Photograph by Jack Fletcher, National Geographic
Published February 8, 2013
The United States Post Office announced this week that it intends to stop Saturday letter delivery beginning in August, 32 years after Congress mandated a sixth day of mail service.
First class mail volume has been dropping by about five billion pieces annually since 2007. And the USPS operated almost $16 billion dollars in the red in 2012.
In the 1950s, when this photo was taken, the federal agency was more flush with money. Five hundred thousand employees carried 54 billion items when National Geographic magazine published the article "Everyone's Servant, the Post Office" in July of 1954. Mail volume had doubled since the previous decade, and was growing at a rate of about seven percent a year.
This photo from 1951 didn't make it into that article, landing instead in the National Geographic image archive. Working during the postal boom years, this mailman delivering to houses in Hays, Kansas, likely didn't have time to notice the slight.

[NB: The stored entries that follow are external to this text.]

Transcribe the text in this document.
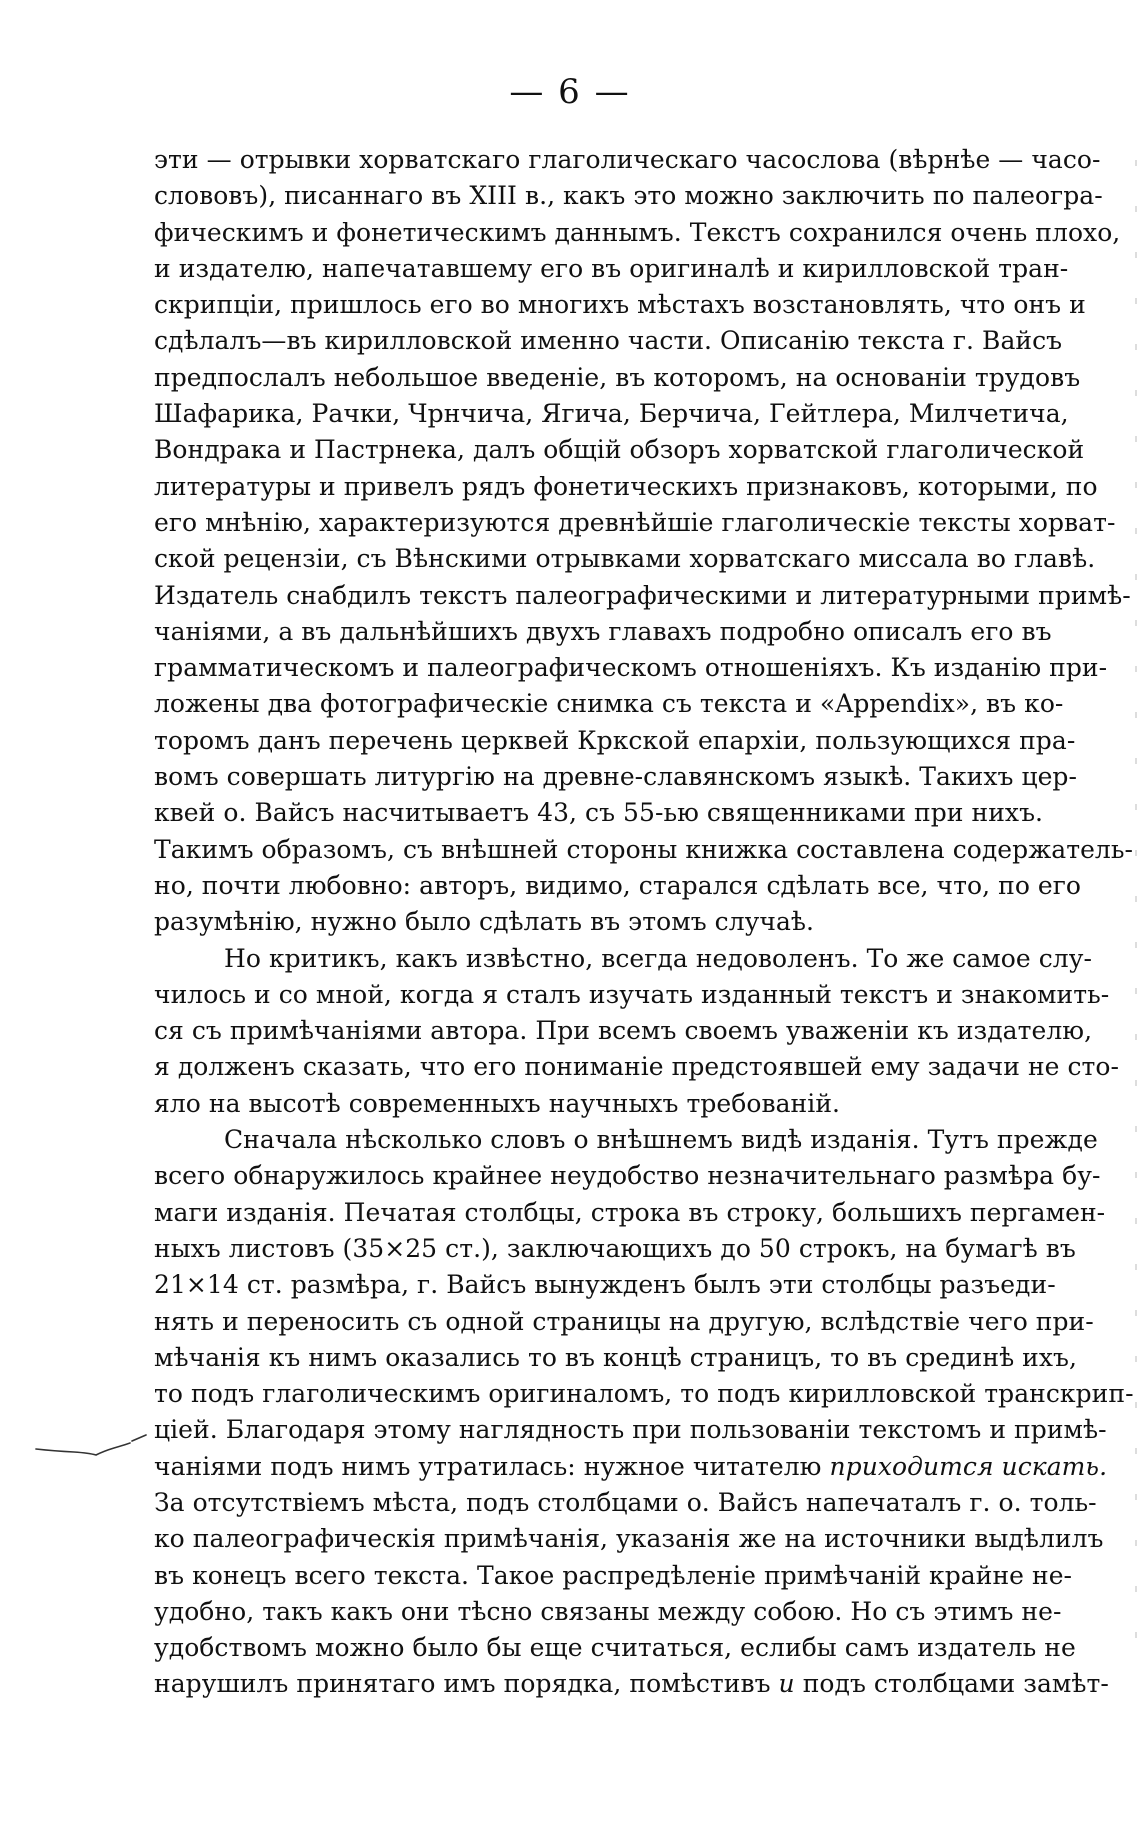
— 6 —
эти — отрывки хорватскаго глаголическаго часослова (вѣрнѣе — часо-
слововъ), писаннаго въ XIII в., какъ это можно заключить по палеогра-
фическимъ и фонетическимъ даннымъ. Текстъ сохранился очень плохо,
и издателю, напечатавшему его въ оригиналѣ и кирилловской тран-
скрипціи, пришлось его во многихъ мѣстахъ возстановлять, что онъ и
сдѣлалъ—въ кирилловской именно части. Описанію текста г. Вайсъ
предпослалъ небольшое введеніе, въ которомъ, на основаніи трудовъ
Шафарика, Рачки, Чрнчича, Ягича, Берчича, Гейтлера, Милчетича,
Вондрака и Пастрнека, далъ общій обзоръ хорватской глаголической
литературы и привелъ рядъ фонетическихъ признаковъ, которыми, по
его мнѣнію, характеризуются древнѣйшіе глаголическіе тексты хорват-
ской рецензіи, съ Вѣнскими отрывками хорватскаго миссала во главѣ.
Издатель снабдилъ текстъ палеографическими и литературными примѣ-
чаніями, а въ дальнѣйшихъ двухъ главахъ подробно описалъ его въ
грамматическомъ и палеографическомъ отношеніяхъ. Къ изданію при-
ложены два фотографическіе снимка съ текста и «Appendix», въ ко-
торомъ данъ перечень церквей Кркской епархіи, пользующихся пра-
вомъ совершать литургію на древне-славянскомъ языкѣ. Такихъ цер-
квей о. Вайсъ насчитываетъ 43, съ 55-ью священниками при нихъ.
Такимъ образомъ, съ внѣшней стороны книжка составлена содержатель-
но, почти любовно: авторъ, видимо, старался сдѣлать все, что, по его
разумѣнію, нужно было сдѣлать въ этомъ случаѣ.
Но критикъ, какъ извѣстно, всегда недоволенъ. То же самое слу-
чилось и со мной, когда я сталъ изучать изданный текстъ и знакомить-
ся съ примѣчаніями автора. При всемъ своемъ уваженіи къ издателю,
я долженъ сказать, что его пониманіе предстоявшей ему задачи не сто-
яло на высотѣ современныхъ научныхъ требованій.
Сначала нѣсколько словъ о внѣшнемъ видѣ изданія. Тутъ прежде
всего обнаружилось крайнее неудобство незначительнаго размѣра бу-
маги изданія. Печатая столбцы, строка въ строку, большихъ пергамен-
ныхъ листовъ (35×25 ст.), заключающихъ до 50 строкъ, на бумагѣ въ
21×14 ст. размѣра, г. Вайсъ вынужденъ былъ эти столбцы разъеди-
нять и переносить съ одной страницы на другую, вслѣдствіе чего при-
мѣчанія къ нимъ оказались то въ концѣ страницъ, то въ срединѣ ихъ,
то подъ глаголическимъ оригиналомъ, то подъ кирилловской транскрип-
ціей. Благодаря этому наглядность при пользованіи текстомъ и примѣ-
чаніями подъ нимъ утратилась: нужное читателю приходится искать.
За отсутствіемъ мѣста, подъ столбцами о. Вайсъ напечаталъ г. о. толь-
ко палеографическія примѣчанія, указанія же на источники выдѣлилъ
въ конецъ всего текста. Такое распредѣленіе примѣчаній крайне не-
удобно, такъ какъ они тѣсно связаны между собою. Но съ этимъ не-
удобствомъ можно было бы еще считаться, еслибы самъ издатель не
нарушилъ принятаго имъ порядка, помѣстивъ и подъ столбцами замѣт-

National Geographic photographer John E. Fletcher explained the mailman's decision to lunch in a mailbox in a note on the back of the photo.
"He told me that a new regulation from the Washington headquarters of the U.S. Post Office required that postmen while on delivery at noontime must stop and have their lunch at the spot, rather than taking time off to go home and eat," Fletcher wrote.
"This mailman told me that each day his wife would drive to this particular corner and meet him and hand him his lunch box," he continued. "The most convenient spot that he could find to eat his lunch was to open a storage mail box, get himself comfortably seated, and eat his lunch right on the street corner."
Editor's note: This is the first in a series of pieces that looks at the news through the lens of the National Geographic photo archives.